The Sunday morning altruism beat.
I watch Face the Nation, Meet the Press, This Week, and CBS's venerable Sunday Morning almost every week. It's a pretty rich mix, with some of television's best people providing it.
It's also the place where the commercials get all high-minded. Last Sunday I was reminded that whatever I might have thought, Microsoft is actually motivated...excuse me, inspired to create software that helps me achieve my potential. I thought they just wanted to be my only choice for potential-enhancing software.
I also learned, with appropriate heart-tugging music, that Conoco-Phillips, by investing in Russian oil and gas reserves, is ensuring our energy supply. Phew! I was starting to get really worried about oil and gas prices.

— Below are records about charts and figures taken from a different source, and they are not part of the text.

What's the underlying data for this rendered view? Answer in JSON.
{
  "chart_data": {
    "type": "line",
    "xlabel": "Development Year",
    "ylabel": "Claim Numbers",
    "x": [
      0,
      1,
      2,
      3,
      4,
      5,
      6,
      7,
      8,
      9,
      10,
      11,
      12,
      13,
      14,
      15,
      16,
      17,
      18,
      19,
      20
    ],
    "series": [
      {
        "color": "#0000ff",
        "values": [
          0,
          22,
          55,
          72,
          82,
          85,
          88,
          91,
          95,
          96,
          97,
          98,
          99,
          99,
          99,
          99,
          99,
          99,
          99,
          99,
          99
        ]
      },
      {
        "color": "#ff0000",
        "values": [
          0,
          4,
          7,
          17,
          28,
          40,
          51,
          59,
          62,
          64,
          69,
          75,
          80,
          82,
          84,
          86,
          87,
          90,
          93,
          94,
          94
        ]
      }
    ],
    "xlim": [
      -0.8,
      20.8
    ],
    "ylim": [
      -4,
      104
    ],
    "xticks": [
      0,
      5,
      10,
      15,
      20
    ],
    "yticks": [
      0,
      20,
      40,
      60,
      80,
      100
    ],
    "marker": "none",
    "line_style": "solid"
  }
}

Sure glad that problem's solved.
And Exxon-Mobil is working on all sorts of unspecified "advanced fuels." Good. I sure hope they're keeping an eye on those tanker ships these days. Last time I heard, they'd convinced the government to allow more of the monsters into Puget Sound.
It's also good to know that GE is all about imagination at work. I hear they've finally imagined themselves coughing up the money to clean their PCBs out of the Hudson.
Boeing, too. Doing the impossible in aerospace and satellites. They're the ones who hired the folks away from the Pentagon who approved their air-tanker deal, right? And had the clean-up-the-place CEO who was sweet on one of his female execs? "Forever new frontiers."
And Tyco. Did you know they don't make just important products, but vital ones? Isn't that where Dennis Kozlowski used to work?
We used to call the ads that all run on Sunday morning news-talk shows "institutional advertising." To remind the opinion makers of the high purposes and values of these corporate giants. Do you suppose this advertising still works?